Re: Equivalent of shlex.slpit of python in common-lisp
Posted: Wed Sep 01, 2010 11:59 pm
by Warren Wilkinson
I actually wrote a blog post on writing parsers:
http://formlis.wordpress.com/2010/07/07 ... t-regexps/.
This operation is non-trivial; there are three 3 states: Reading Text, Skipping Whitespace, and Handling Quotes. There are also three diferent character classes: Regular characters, Spaces, and Quotes. A State Machine is a matrix of functions, there will be one function per combination of state and character class. The string is processed one character at a time, the character class is determined by the input character, while the machine state is a variable that is changed throughout the computation.
This idea is embodied in the code I've provided. The only trick is that I've seperated the "Action to Run" from the "State to Transition To".
Code: Select all
(defun char-class (char) (if (char-equal char #\Space) 0 (if (char-equal char #\") 1 2)))
(defconstant +white-mode+ 0)
(defconstant +read-mode+ 1)
(defconstant +quote-mode+ 2)
(defvar *collected*)
(defun skip (pos) (declare (ignore pos)))
(defun collect (pos) (declare (ignore pos)))
(defun startq (pos) (push (list (1+ pos) (1+ pos)) *collected*))
(defun startw (pos) (push (list pos pos) *collected*))
(defun finish (pos) (setf (second (car *collected*)) pos))
(defun reopen (pos)
(setf (second (car *collected*)) pos)
(push (list (1+ pos) (1+ pos)) *collected*))
(defvar *sm* (make-array 18 :initial-contents
;; SPACE QUOTE OTHER
(list #'skip +white-mode+ #'startq +quote-mode+ #'startw +read-mode+ ;; WHITEMODE
#'finish +white-mode+ #'reopen +quote-mode+ #'collect +read-mode+ ;; READMODE
#'collect +quote-mode+ #'finish +white-mode+ #'collect +quote-mode+)));; QUOTEMODE
(defun shlex-split (string)
(setf *collected* nil)
(loop for i upfrom 0
for c across string
with state = +white-mode+
do (let ((offset (+ (* state 6) (* 2 (char-class c)))))

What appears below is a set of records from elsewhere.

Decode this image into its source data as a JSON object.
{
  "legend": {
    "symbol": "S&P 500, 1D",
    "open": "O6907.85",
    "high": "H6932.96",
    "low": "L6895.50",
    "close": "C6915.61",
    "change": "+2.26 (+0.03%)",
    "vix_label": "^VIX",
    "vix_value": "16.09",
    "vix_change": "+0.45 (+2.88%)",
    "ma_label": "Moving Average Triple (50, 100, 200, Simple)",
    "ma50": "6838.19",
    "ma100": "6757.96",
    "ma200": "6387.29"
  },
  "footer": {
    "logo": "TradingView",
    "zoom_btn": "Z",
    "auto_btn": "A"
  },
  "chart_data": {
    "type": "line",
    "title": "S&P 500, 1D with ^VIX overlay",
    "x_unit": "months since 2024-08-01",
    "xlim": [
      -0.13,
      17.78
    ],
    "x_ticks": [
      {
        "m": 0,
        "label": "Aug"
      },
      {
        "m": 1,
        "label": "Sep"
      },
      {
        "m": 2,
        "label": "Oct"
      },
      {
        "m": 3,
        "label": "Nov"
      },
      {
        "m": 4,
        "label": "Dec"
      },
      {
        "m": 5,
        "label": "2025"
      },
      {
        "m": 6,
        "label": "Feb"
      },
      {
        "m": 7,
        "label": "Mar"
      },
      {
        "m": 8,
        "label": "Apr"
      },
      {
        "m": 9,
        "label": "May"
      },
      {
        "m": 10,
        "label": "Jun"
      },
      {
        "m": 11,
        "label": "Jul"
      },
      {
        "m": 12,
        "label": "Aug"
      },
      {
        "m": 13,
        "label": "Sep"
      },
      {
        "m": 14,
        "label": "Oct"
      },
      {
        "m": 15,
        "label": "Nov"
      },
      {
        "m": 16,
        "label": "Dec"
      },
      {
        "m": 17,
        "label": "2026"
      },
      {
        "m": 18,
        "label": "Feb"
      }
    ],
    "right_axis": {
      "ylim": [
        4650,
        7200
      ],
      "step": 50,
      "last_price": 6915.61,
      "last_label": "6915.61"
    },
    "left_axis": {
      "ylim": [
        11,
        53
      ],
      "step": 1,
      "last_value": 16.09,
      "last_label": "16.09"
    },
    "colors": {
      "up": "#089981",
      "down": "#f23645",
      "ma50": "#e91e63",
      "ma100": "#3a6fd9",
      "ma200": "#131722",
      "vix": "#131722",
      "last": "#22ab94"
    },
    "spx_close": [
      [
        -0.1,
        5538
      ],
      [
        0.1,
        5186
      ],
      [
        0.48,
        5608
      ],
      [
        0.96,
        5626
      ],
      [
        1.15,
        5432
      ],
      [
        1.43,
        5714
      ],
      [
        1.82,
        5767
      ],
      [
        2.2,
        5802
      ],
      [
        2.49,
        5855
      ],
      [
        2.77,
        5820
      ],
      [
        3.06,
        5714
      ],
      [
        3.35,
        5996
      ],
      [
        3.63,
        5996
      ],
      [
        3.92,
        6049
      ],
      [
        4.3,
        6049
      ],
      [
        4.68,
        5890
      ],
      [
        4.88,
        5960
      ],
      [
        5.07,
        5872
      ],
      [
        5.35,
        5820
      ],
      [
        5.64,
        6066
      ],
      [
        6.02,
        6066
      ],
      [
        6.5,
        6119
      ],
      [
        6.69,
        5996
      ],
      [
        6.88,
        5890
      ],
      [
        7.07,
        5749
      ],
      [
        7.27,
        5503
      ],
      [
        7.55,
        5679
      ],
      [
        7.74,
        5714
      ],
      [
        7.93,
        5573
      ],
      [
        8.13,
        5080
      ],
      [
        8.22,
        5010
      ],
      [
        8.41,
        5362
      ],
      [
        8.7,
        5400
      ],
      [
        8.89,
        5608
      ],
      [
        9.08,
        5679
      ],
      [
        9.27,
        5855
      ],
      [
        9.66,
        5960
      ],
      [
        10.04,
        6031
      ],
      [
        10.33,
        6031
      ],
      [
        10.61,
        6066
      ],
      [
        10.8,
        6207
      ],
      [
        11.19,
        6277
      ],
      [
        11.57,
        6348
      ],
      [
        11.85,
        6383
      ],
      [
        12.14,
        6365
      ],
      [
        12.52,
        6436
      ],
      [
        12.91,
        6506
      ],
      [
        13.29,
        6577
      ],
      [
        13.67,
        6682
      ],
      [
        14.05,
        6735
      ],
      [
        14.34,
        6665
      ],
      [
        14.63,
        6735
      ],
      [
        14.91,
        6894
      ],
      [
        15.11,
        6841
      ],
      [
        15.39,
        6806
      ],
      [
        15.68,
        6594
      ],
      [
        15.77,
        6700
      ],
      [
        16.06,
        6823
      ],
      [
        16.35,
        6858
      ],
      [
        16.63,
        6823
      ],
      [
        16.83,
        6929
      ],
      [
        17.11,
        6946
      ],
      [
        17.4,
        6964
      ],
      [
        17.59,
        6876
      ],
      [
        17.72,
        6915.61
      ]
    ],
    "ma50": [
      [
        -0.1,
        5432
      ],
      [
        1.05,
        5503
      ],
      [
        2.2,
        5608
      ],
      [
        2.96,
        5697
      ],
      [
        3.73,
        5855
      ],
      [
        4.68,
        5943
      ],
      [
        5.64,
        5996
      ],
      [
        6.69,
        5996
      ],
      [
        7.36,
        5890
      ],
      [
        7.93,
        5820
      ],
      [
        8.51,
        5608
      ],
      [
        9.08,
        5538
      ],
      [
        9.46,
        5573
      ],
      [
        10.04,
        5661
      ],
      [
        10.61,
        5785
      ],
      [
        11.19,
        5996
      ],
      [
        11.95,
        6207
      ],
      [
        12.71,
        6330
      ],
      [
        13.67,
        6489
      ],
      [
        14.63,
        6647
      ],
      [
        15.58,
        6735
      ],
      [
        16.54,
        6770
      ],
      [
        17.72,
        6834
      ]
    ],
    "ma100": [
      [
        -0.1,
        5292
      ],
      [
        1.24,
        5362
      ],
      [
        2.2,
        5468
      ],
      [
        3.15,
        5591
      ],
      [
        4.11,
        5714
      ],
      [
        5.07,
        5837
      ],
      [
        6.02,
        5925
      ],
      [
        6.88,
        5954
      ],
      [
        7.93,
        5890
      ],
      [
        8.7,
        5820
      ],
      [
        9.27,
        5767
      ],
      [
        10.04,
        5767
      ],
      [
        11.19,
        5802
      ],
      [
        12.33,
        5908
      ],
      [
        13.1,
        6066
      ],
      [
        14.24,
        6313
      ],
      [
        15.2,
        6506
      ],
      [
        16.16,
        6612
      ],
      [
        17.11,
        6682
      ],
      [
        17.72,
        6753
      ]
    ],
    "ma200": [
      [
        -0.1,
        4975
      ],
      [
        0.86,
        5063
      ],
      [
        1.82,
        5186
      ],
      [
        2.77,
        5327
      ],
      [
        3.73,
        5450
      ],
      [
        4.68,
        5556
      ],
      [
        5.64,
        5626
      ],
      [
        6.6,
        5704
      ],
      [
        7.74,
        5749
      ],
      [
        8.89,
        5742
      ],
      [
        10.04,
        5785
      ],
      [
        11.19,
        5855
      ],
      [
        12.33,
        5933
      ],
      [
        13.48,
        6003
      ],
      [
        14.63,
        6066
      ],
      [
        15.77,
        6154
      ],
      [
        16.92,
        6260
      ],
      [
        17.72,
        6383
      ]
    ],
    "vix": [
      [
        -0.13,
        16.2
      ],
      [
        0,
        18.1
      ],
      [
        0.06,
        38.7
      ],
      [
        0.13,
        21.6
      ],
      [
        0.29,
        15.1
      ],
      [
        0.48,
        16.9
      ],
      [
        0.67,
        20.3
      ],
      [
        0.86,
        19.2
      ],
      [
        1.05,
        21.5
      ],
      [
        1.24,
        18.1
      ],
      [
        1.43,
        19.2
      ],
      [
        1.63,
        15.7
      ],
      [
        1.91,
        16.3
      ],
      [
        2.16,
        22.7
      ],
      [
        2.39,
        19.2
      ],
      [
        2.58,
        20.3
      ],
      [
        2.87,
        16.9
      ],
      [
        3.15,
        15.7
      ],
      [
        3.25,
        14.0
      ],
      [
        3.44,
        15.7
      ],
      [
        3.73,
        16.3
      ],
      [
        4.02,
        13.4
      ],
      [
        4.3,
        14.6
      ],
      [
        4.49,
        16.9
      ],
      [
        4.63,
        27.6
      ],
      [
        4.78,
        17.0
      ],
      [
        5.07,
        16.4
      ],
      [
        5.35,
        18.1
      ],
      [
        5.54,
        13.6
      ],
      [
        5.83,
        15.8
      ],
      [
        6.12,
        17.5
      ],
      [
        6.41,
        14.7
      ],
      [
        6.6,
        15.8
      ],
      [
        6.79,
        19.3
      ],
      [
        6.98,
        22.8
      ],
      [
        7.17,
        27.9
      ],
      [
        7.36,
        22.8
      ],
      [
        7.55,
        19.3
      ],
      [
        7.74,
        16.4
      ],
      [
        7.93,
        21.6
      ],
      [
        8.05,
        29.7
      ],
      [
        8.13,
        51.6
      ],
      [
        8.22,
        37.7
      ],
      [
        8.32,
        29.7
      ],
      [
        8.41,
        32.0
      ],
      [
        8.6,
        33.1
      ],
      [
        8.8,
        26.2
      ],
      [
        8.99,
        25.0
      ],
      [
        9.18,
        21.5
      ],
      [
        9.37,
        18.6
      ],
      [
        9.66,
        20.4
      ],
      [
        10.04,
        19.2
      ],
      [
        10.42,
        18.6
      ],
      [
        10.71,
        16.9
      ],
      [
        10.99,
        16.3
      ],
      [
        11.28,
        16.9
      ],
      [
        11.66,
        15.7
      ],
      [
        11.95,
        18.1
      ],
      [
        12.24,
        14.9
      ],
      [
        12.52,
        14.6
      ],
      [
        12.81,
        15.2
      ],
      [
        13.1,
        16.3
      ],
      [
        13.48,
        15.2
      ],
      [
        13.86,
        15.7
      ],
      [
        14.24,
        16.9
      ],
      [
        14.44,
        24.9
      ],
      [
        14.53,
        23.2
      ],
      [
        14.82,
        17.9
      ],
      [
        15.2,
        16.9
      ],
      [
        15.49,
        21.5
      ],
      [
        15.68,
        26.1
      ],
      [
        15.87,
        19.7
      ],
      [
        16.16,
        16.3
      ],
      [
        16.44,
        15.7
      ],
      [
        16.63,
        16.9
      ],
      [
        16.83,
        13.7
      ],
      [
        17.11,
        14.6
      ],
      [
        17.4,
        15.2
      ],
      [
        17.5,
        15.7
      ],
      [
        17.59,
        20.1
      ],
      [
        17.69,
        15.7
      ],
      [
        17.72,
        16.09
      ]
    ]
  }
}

(funcall (svref *sm* offset) i)
(setf state (svref *sm* (1+ offset))))
finally (unless (= state +white-mode+) (finish (length string))))
(mapcar #'(lambda (a) (apply #'subseq string a)) (nreverse *collected*)))
(shlex-split "independent single\"compound word\" alone selfish friendless \"buddy words\"")
;; Results: ("independent" "single" "compound word" "alone" "selfish" "friendless" "buddy words")
This may not be easily read, but the operation you have described is complex. My blog entry, and its link to the original paper of this technique in Forth, may help you understand how this parser works, as well as teach you an important programming technique.